Biological oxidation is preceded by a degradation of substrates to form bound hydrogen and CO2
The overall reaction of biological oxidation is equivalent to a combustion of substrates. In contrast to technical combustion, however, biological oxidation proceeds in a sequence of partial reactions, which allows the utiliza-tion of the major part of the free energy for ATP synthesis.

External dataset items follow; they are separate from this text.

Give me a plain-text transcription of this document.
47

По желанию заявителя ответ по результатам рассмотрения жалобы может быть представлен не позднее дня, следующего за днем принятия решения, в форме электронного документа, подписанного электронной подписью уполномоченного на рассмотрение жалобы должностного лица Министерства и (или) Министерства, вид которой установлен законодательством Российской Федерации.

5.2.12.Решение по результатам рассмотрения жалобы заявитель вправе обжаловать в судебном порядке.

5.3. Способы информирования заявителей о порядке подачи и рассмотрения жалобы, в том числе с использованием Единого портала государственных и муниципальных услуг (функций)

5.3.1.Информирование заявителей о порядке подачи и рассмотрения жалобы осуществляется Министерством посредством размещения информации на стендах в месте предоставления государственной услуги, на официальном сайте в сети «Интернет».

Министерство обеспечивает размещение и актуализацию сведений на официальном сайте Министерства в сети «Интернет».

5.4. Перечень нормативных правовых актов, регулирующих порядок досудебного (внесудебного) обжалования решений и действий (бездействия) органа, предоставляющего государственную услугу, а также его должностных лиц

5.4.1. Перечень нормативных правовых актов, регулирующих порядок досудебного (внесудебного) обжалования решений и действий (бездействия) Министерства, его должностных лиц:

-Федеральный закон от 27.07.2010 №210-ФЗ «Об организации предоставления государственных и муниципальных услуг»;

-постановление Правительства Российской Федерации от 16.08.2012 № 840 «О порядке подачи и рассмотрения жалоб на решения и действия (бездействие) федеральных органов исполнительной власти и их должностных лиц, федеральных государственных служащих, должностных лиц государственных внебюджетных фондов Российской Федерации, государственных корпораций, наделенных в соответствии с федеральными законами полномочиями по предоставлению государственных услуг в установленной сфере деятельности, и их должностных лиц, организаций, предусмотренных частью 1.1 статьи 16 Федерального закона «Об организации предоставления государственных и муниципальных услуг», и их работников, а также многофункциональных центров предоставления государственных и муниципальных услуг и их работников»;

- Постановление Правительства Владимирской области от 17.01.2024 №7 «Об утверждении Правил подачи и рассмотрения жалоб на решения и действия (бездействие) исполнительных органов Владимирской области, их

The principle of biological oxidation was formulated in 1932 by the Nobel Prize winner Heinrich Wieland (Germany):
XH2 + 1/2O2 → X + H2O
First, hydrogen is removed from substrate XH2 and afterwards oxidized to water. The oxidation of carbohydrates [CH2O]n involves a degradation by reaction with water to form CO2 and bound hydrogen [H], which is oxi-dized to water:
[CH2 O] + H2O → CO2 + 4[H]
4[H] + O2 → 2H2O
In 1934 Otto Warburg (Berlin, winner of the 1931 Nobel Prize in Medicine) showed that the transfer of bound hydrogen from substrates to the site of oxidation occurs in the form of NADH. From studies with homogenates from pigeon muscles, Hans Krebs formulated the citrate cycle (also called the Krebs cycle) in England in 1937, as a mechanism for sub-strate degradation yielding NADH for biological oxidation. In 1953 he was awarded the Nobel Prize in Medicine for this discovery.